The authors tackled the challenge of generating textual summaries from visually complex scientific posters by introducing PosterSum, a multimodal benchmark with 16,305 poster-abstract pairs, and proposed a hierarchical method that achieved a 3.14% gain in ROUGE-L over state-of-the-art models.
Generating accurate and concise textual summaries from multimodal documents is challenging, especially when dealing with visually complex content like scientific posters. We introduce PosterSum, a novel benchmark to advance the development of vision-language models that can understand and summarize scientific posters into research paper abstracts.

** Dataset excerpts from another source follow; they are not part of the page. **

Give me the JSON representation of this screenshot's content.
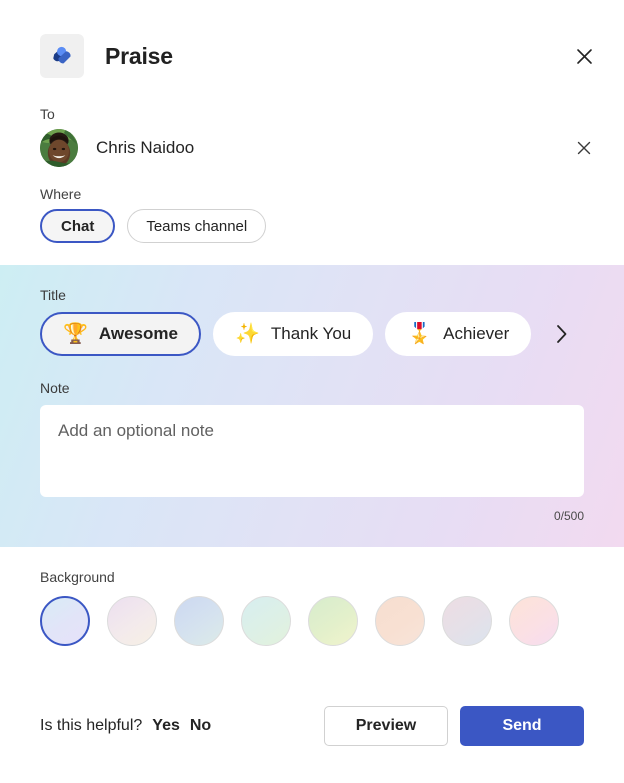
{
  "header": {
    "app_icon_name": "praise-app-icon",
    "title": "Praise",
    "close_label": "✕"
  },
  "to": {
    "label": "To",
    "recipient_name": "Chris Naidoo",
    "remove_label": "✕"
  },
  "where": {
    "label": "Where",
    "options": [
      {
        "label": "Chat",
        "selected": true
      },
      {
        "label": "Teams channel",
        "selected": false
      }
    ]
  },
  "title_section": {
    "label": "Title",
    "badges": [
      {
        "label": "Awesome",
        "emoji": "🏆",
        "icon_name": "trophy-icon",
        "selected": true
      },
      {
        "label": "Thank You",
        "emoji": "✨",
        "icon_name": "sparkles-icon",
        "selected": false
      },
      {
        "label": "Achiever",
        "emoji": "🎖️",
        "icon_name": "medal-icon",
        "selected": false
      }
    ],
    "next_label": "›"
  },
  "note_section": {
    "label": "Note",
    "value": "",
    "placeholder": "Add an optional note",
    "char_count": "0/500"
  },
  "background_section": {
    "label": "Background",
    "swatches": [
      {
        "name": "lavender-blue",
        "gradient": "linear-gradient(145deg, #d8ecf6 0%, #e2e4f8 55%, #e6e2fa 100%)",
        "selected": true
      },
      {
        "name": "pink-cream",
        "gradient": "linear-gradient(145deg, #ecdff0 0%, #f3eaec 55%, #f7f0e4 100%)",
        "selected": false
      },
      {
        "name": "blue-steel",
        "gradient": "linear-gradient(145deg, #ccd8f1 0%, #d5e2ef 55%, #dcebe8 100%)",
        "selected": false
      },
      {
        "name": "mint-teal",
        "gradient": "linear-gradient(145deg, #d7eef0 0%, #ddf0e6 55%, #e2f2dc 100%)",
        "selected": false
      },
      {
        "name": "green-lime",
        "gradient": "linear-gradient(145deg, #d7eccd 0%, #e3f0cb 55%, #f1f4cc 100%)",
        "selected": false
      },
      {
        "name": "peach-orange",
        "gradient": "linear-gradient(145deg, #f6ded0 0%, #f8e0d2 55%, #f7e4d9 100%)",
        "selected": false
      },
      {
        "name": "rose-gray",
        "gradient": "linear-gradient(145deg, #eddde3 0%, #e5e0e8 55%, #dbe4ee 100%)",
        "selected": false
      },
      {
        "name": "peach-pink",
        "gradient": "linear-gradient(145deg, #fce3d8 0%, #fbe0e4 55%, #f6dcf0 100%)",
        "selected": false
      }
    ]
  },
  "footer": {
    "helpful_question": "Is this helpful?",
    "yes_label": "Yes",
    "no_label": "No",
    "preview_label": "Preview",
    "send_label": "Send"
  },
  "colors": {
    "accent": "#3b57c4",
    "surface": "#ffffff",
    "text": "#242424"
  }
}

Our dataset contains 16,305 conference posters paired with their corresponding abstracts as summaries. Each poster is provided in image format and presents diverse visual understanding challenges, such as complex layouts, dense text regions, tables, and figures. We benchmark state-of-the-art Multimodal Large Language Models (MLLMs) on PosterSum and demonstrate that they struggle to accurately interpret and summarize scientific posters. We propose Segment & Summarize, a hierarchical method that outperforms current MLLMs on automated metrics, achieving a 3.14% gain in ROUGE-L. This will serve as a starting point for future research on poster summarization.